スタッフエッセイ 2006年2月

少女マンガへの誘い

下地久美子

 私の青春時代は、少女マンガと共にあったといってもいいほど、昔はマンガばっかり読んでいた。中高が女子校で、恋愛と全く縁のない生活を送っていたから、マンガの世界で擬似恋愛するのが唯一の楽しみだった。内容は忘れてしまったが、くらもちふさこが好きで、「おしゃべり階段」とか「いつもポケットにショパン」とか、夢中になって読んだ。いつしか、現実の世界が忙しくなり、マンガの世界はすっかり遠のいていた。

 中学でスクールカウンセラーをするようになってから、再びマンガを読むようになった。中学生との会話で多いのが、マンガの話。マンガを読まなきゃ、彼女たちの世界についていけないなと、手にとってみた。最初に読んだのは、ある生徒に勧められた「ライフ」というマンガ。ひどいいじめに遭って、リストカットするようになった女子高校生が、次々と凄惨な事件に巻き込まれていく話だが、怖いもの見たさで引きつけられていく。それにしても、リストカットが、マンガのテーマに選ばれる時代なのだと驚く。今の女の子たちは、表面は明るくしていても、内面は不安を抱えている子が多いような気がする。しんみりした話をすると、「陰キャラ」と言われるらしい。そのせいか、痛々しいほど無邪気を装って、暗い自分を出すはけ口がないのかもしれない。それで、マンガの中に、自分に似たキャラクターを見つけて、共感したり安心したりするのだろう。

 次に読んだのが、2300万部も売れて社会現象になった「NANA」。ナナ(大崎ナナ)とハチ(小松奈々)という同じ名前だけど、性格も環境も対照的な二人が東京行きの電車の中で出会うことから物語ははじまる。やがて、ナナはCDデビューし、ハチは数々の恋愛の末、憧れのミュージシャンと結婚するが・・・。「NANA」は、登場人物も多いし、ストーリーも複雑で、面白い。心理描写が丁寧に描かれているので、ついつい感情移入してしまい、寝る間も惜しんで、あっという間に14巻読んでしまった。

 そして、いまハマっているのが、「ハチミツとクローバー」と「のだめカンタービレ」。
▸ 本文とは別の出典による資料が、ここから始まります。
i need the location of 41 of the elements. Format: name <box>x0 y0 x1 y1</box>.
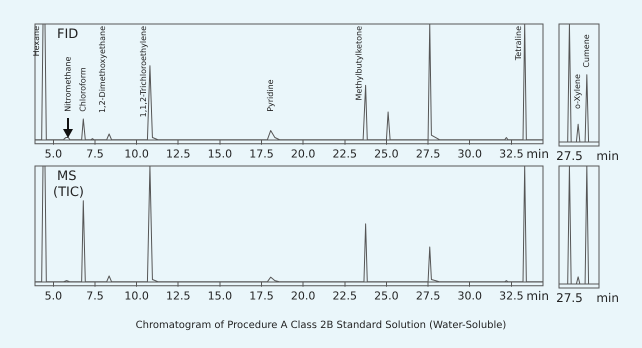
annotation: 1,1,2-Trichloroethylene <box>139 26 148 118</box>
x-axis-title: min <box>526 146 549 161</box>
annotation: Pyridine <box>266 79 275 112</box>
annotation: 1,2-Dimethoxyethane <box>98 26 108 114</box>
x-tick-label: 22.5 <box>332 147 358 160</box>
x-tick-label: 12.5 <box>166 289 190 302</box>
x-tick-label: 17.5 <box>249 147 274 160</box>
x-tick-label: 32.5 <box>499 289 524 302</box>
annotation: Hexane <box>32 26 42 56</box>
annotation: Methylbutylketone <box>354 26 364 101</box>
x-tick-label: 20.0 <box>290 147 316 160</box>
annotation: Tetraline <box>514 26 523 62</box>
annotation: Cumene <box>582 34 591 68</box>
x-axis-title: min <box>596 291 619 306</box>
x-tick-label: 27.5 <box>416 289 440 302</box>
x-tick-label: 15.0 <box>208 147 232 160</box>
chart-title: FID <box>57 26 78 42</box>
x-axis-title: min <box>526 288 549 303</box>
x-tick-label: 10.0 <box>124 289 149 302</box>
annotation: o-Xylene <box>573 74 582 109</box>
x-tick-label: 7.5 <box>86 289 104 302</box>
text: MS (TIC) <box>53 168 84 200</box>
x-tick-label: 20.0 <box>290 289 316 302</box>
annotation: Chloroform <box>78 67 88 112</box>
x-tick-label: 22.5 <box>332 289 358 302</box>
x-tick-label: 5.0 <box>44 289 62 302</box>
x-tick-label: 25.0 <box>374 147 399 160</box>
x-tick-label: 10.0 <box>124 147 149 160</box>
x-tick-label: 32.5 <box>499 147 524 160</box>
annotation: Nitromethane <box>63 56 72 112</box>
x-tick-label: 30.0 <box>457 289 482 302</box>
x-tick-label: 15.0 <box>208 289 232 302</box>
x-tick-label: 5.0 <box>44 147 62 160</box>
x-tick-label: 30.0 <box>457 147 482 160</box>
x-axis-title: min <box>596 149 619 164</box>
x-tick-label: 7.5 <box>86 147 104 160</box>
x-tick-label: 12.5 <box>166 147 190 160</box>
text: Chromatogram of Procedure A Class 2B Standard Solution (Water-Soluble) <box>134 320 508 331</box>
x-tick-label: 27.5 <box>416 147 440 160</box>
x-tick-label: 17.5 <box>249 289 274 302</box>
x-tick-label: 25.0 <box>374 289 399 302</box>
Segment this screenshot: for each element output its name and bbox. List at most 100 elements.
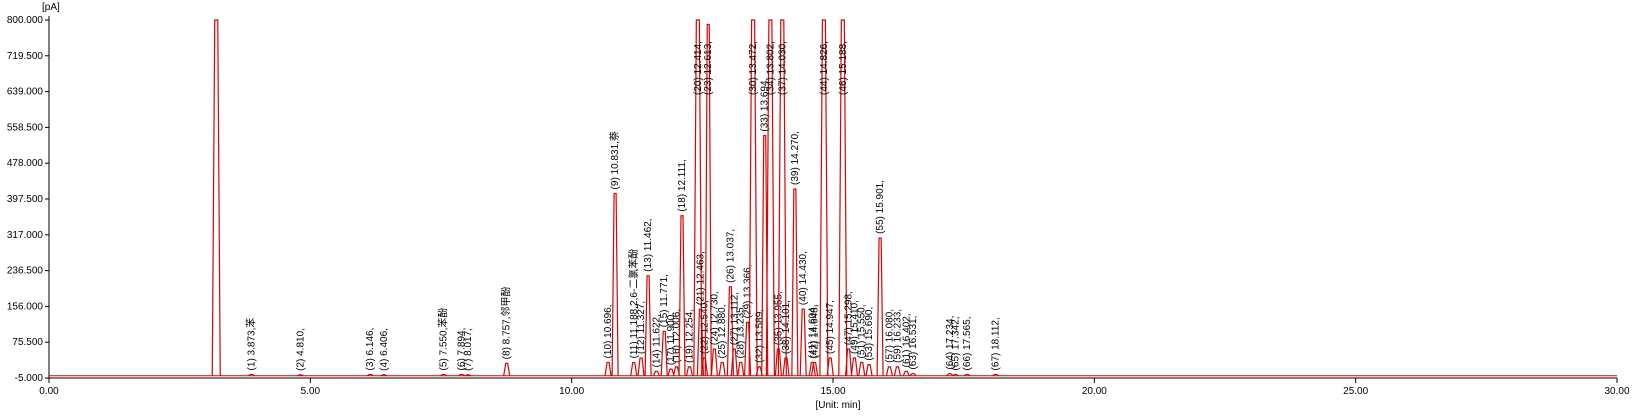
peak [819, 19, 829, 376]
y-unit: [pA] [42, 2, 60, 13]
peak [297, 374, 304, 377]
peak [630, 361, 638, 376]
peak-label: (23) 12.613, [703, 41, 714, 95]
peak [808, 361, 816, 376]
peak-label: (24) 12.730, [709, 291, 720, 345]
peak-label: (14) 11.622, [651, 314, 662, 367]
peak [791, 188, 799, 376]
peak-label: (32) 13.589, [754, 309, 765, 363]
x-tick-label: 0.00 [39, 386, 59, 397]
peak-label: (18) 12.111, [677, 159, 688, 211]
peak-label: (1) 3.873,苯 [244, 318, 257, 371]
peak [730, 348, 738, 376]
peak-label: (49) 15.410, [849, 300, 860, 354]
peak-label: (42) 14.648, [810, 304, 821, 358]
peak-label: (51) 15.550, [857, 304, 868, 358]
peak [737, 361, 745, 376]
peak-label: (16) 12.006, [672, 309, 683, 363]
peak [700, 357, 709, 376]
peak [678, 215, 686, 376]
y-tick-label: 397.500 [7, 194, 44, 205]
peak-label: (53) 15.690, [864, 307, 875, 361]
y-tick-label: 800.000 [7, 15, 44, 26]
peak [992, 373, 999, 377]
peak-label: (30) 13.472, [748, 41, 759, 95]
peak-label: (8) 8.757,邻甲酚 [500, 287, 513, 360]
peak [946, 372, 954, 377]
peak-label: (34) 13.802, [765, 41, 776, 95]
peak [777, 19, 787, 376]
peak-label: (59) 16.233, [892, 309, 903, 363]
peak [696, 308, 704, 376]
x-tick-label: 20.00 [1082, 386, 1107, 397]
peak-label: (12) 11.327, [636, 301, 647, 354]
peak [811, 361, 819, 376]
peak-label: (2) 4.810, [295, 328, 306, 371]
peak-label: (38) 14.101, [781, 300, 792, 354]
peak-label: (21) 12.463, [695, 251, 706, 305]
y-tick-label: 317.000 [7, 230, 44, 241]
peak-label: (37) 14.030, [777, 41, 788, 95]
y-tick-label: 639.000 [7, 87, 44, 98]
peak [710, 348, 718, 376]
peak [782, 357, 790, 376]
x-tick-label: 25.00 [1343, 386, 1368, 397]
peak [844, 348, 853, 376]
peak [858, 361, 866, 376]
peak-label: (63) 16.531, [908, 316, 919, 370]
peak-label: (5) 7.550,苯酚 [437, 308, 450, 371]
x-tick-label: 30.00 [1604, 386, 1629, 397]
peak [685, 366, 694, 376]
peak-label: (55) 15.901, [875, 180, 886, 234]
peak-label: (47) 15.298, [844, 291, 855, 345]
peak-label: (46) 15.188, [838, 41, 849, 95]
y-tick-label: -5.000 [15, 373, 44, 384]
peak [611, 192, 619, 376]
y-tick-label: 236.500 [7, 266, 44, 277]
peak [211, 19, 221, 376]
y-tick-label: 478.000 [7, 158, 44, 169]
y-tick-label: 558.500 [7, 122, 44, 133]
peak [718, 361, 726, 376]
peak [909, 372, 917, 377]
peak [765, 19, 775, 376]
x-tick-label: 5.00 [301, 386, 321, 397]
peak-label: (6) 7.894, [457, 328, 468, 371]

「ハチクロ」は、ビンボー美大生の青春群像マンガで、ちょっとせつない物語。「のだめ」は、風変わりな音大生が主人公の笑えて感動できるクラシック音楽マンガだ。マンガのいいところは、現実も年齢も忘れて、すっと別の世界へ連れて行ってくれるところだろうか。主人公と一緒に泣いたり笑ったりするうちに、少女の頃の胸がキュンとする気持ちを思い出し、意外に私にもピュアな心が残っていたんだと気づかせてくれる。

 昔のマンガと今のマンガのちがいは、時代の変化と共に、描かれるヒロイン像が、ずいぶん変わってきたことだろう。昔は、ちょっとドジな女の子が、美人な女の子に意地悪されながらも、最後には、カッコいい男の子とハッピーエンドになるというワンパターンのマンガが主流だった。それが、今では大崎ナナのように家庭環境が複雑でトラウマをもって大人になった女性もいれば、のだめのように才能はあるけど部屋はゴミだらけという破天荒キャラあり、「ハチクロ」のはぐちゃんのような天然系ありと、バラエティ豊か。それだけ女性の生き方が、ここ20年ほどで大きく変わってきているということだろう。マンガは、そんな時代の空気をうまく切り取っていて、だからこそ多くの共感を呼ぶのだと思う。

 自閉症の子どもをもつ家族を取りあげた「光とともに・・・」も、専門書に引けをとらないほどの情報量だし、揺れる親の気持ちが上手く表現されていて勉強になる。原爆をテーマにした話題の「夕凪の街 桜の国」も、ぜひ読んでみたい作品だ。少女マンガ=恋愛という図式は崩れて、マンガはこれからますますテーマが広がっていくだろう。社会性を持った、大人も楽しめるマンガが増えていきそうだ。
 といっても、マンガはやっぱり勉強のために読むよりは、リラックスして読みたい。私にとって、マンガは、疲れたときの甘いケーキのようなもの。気晴らしになって、ちょっと幸せな気分にしてくれる。そんな存在かな。